Foi o que aconteceu ontem. Estive aqui a fazer as pesquisas para ele até cerca
das 23h40, altura em que recebi um telefonema da minha mulher, reclamando a
minha presença em casa. – Há-de
concordar que não tem um grande álibi. Onde guarda você o “segredo da esfinge”?
– perguntou Bernardo. Visivelmente espantado e
inseguro, o jovem ficou quase sem resposta. – Como sabe o senhor disso?
– perguntou Manuel Sereno. O Inspector
limitou-se a mostrar-lhe a disquete de segurança que se encontrava na posse de
Margarida. – Bom, isso está tudo bem
seguro em minha casa. – Em sua casa? Porquê? Não
existe um cofre aqui no museu? – inquiriu Bernardo. – Existe sim, Inspector.
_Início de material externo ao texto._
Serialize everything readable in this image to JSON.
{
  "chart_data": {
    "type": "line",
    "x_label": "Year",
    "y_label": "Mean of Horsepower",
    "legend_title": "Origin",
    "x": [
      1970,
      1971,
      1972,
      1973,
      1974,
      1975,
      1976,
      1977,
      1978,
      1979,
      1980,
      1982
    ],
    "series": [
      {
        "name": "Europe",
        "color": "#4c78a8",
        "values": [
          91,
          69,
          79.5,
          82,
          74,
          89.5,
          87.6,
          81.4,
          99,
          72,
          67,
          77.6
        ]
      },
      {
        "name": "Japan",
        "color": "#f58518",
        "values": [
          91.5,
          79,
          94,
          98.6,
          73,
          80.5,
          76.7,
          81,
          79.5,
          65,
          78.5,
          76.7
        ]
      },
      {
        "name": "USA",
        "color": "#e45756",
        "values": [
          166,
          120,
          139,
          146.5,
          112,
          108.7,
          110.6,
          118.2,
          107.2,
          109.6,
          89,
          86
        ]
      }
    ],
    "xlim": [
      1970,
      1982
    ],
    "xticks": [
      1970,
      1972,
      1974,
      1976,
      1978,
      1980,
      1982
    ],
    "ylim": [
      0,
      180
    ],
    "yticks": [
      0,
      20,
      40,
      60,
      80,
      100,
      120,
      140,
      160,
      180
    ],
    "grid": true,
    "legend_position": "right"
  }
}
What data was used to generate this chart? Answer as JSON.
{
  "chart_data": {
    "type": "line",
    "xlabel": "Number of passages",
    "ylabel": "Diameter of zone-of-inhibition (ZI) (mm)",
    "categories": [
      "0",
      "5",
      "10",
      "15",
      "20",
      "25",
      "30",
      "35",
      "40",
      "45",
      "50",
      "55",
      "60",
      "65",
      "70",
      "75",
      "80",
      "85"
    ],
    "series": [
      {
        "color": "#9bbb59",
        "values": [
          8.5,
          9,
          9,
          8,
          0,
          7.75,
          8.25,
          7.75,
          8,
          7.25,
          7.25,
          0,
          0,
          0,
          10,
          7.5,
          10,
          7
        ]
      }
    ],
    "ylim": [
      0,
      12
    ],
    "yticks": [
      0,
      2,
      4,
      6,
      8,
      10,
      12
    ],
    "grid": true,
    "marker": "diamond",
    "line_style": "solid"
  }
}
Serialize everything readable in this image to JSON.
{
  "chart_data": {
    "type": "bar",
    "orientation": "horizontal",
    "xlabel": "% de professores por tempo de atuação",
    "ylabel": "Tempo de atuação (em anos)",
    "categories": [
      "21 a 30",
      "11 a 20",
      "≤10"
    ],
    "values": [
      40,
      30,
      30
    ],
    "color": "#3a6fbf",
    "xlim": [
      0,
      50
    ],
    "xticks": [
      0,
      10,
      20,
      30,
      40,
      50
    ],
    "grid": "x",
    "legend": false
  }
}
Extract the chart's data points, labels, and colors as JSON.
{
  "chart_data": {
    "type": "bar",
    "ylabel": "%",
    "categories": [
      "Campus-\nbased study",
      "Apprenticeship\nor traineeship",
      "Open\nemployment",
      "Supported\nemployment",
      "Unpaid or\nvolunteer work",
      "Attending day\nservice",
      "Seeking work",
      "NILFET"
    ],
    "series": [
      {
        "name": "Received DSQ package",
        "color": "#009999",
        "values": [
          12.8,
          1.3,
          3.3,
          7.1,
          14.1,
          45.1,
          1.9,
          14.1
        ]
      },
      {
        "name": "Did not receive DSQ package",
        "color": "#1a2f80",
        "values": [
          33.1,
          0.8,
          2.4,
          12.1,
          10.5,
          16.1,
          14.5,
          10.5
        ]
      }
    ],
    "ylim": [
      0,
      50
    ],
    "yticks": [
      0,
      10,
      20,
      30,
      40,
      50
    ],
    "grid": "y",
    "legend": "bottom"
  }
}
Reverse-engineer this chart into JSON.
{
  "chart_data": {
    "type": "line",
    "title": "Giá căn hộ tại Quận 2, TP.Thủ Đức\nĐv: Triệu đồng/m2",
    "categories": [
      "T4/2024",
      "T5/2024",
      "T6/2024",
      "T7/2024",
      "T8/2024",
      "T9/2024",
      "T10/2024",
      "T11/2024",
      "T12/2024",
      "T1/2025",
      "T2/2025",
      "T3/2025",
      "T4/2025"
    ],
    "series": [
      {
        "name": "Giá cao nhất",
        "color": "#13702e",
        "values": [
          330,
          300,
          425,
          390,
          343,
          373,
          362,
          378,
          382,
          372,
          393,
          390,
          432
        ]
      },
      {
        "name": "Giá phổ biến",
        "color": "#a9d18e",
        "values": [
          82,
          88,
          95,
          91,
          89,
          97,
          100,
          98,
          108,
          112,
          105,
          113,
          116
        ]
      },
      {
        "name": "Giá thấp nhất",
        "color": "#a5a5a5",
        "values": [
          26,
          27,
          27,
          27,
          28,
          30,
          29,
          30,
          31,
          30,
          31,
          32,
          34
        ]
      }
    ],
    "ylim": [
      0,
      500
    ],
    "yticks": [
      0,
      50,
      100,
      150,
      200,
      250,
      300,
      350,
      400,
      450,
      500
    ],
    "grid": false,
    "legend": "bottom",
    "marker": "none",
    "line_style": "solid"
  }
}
Todavia, o doutor Marques dos Santos achou que
não era um local seguro. Penso que ele desconfiava do doutor Sena – respondeu
Manuel Sereno, mais aliviado. – Calculo que esse
documento lhe rendesse um bom dinheiro numa universidade americana. Sem a
presença do doutor Marques, você estava mais à vontade – insistiu Bernardo. – Nunca me passou pela cabeça
uma coisa dessas. Além disso, aqueles papéis nada valem sem algumas das
conclusões que constam do ficheiro KEOPS. E não sei se sabe que eu não tenho
nem sei a “password” do computador – respondeu o
jovem, visivelmente irritado. – Tudo isso é verdade, meu
amigo, mas quando aqui cheguei o computador estava ligado – retorquiu
Bernardo. Num pequeno diálogo com o
porteiro que guarda o museu durante a noite, este confidenciou-me que
qualquer dos quatro cientistas possuía urna chave de uma porta das traseiras,
pelo que poderiam ter entrado e saído sem que ele desse por nada. Disse-me
ainda que nada registara de anormal naquela noite e que não tinha ouvido tiro
nenhum, o que não me admirou, pois a arma do crime estava munida de silenciador.
Bernardo sentou-se com o
lápis na mão direita, o habitual bloco na outra, e olhou para mim como se
fosse iniciar o desenvolvimento de uma teoria sobre o caso, quando eu o
interrompi. – Estava aqui a pensar numa
– disse eu. – Então… – Vamos ali ao computador.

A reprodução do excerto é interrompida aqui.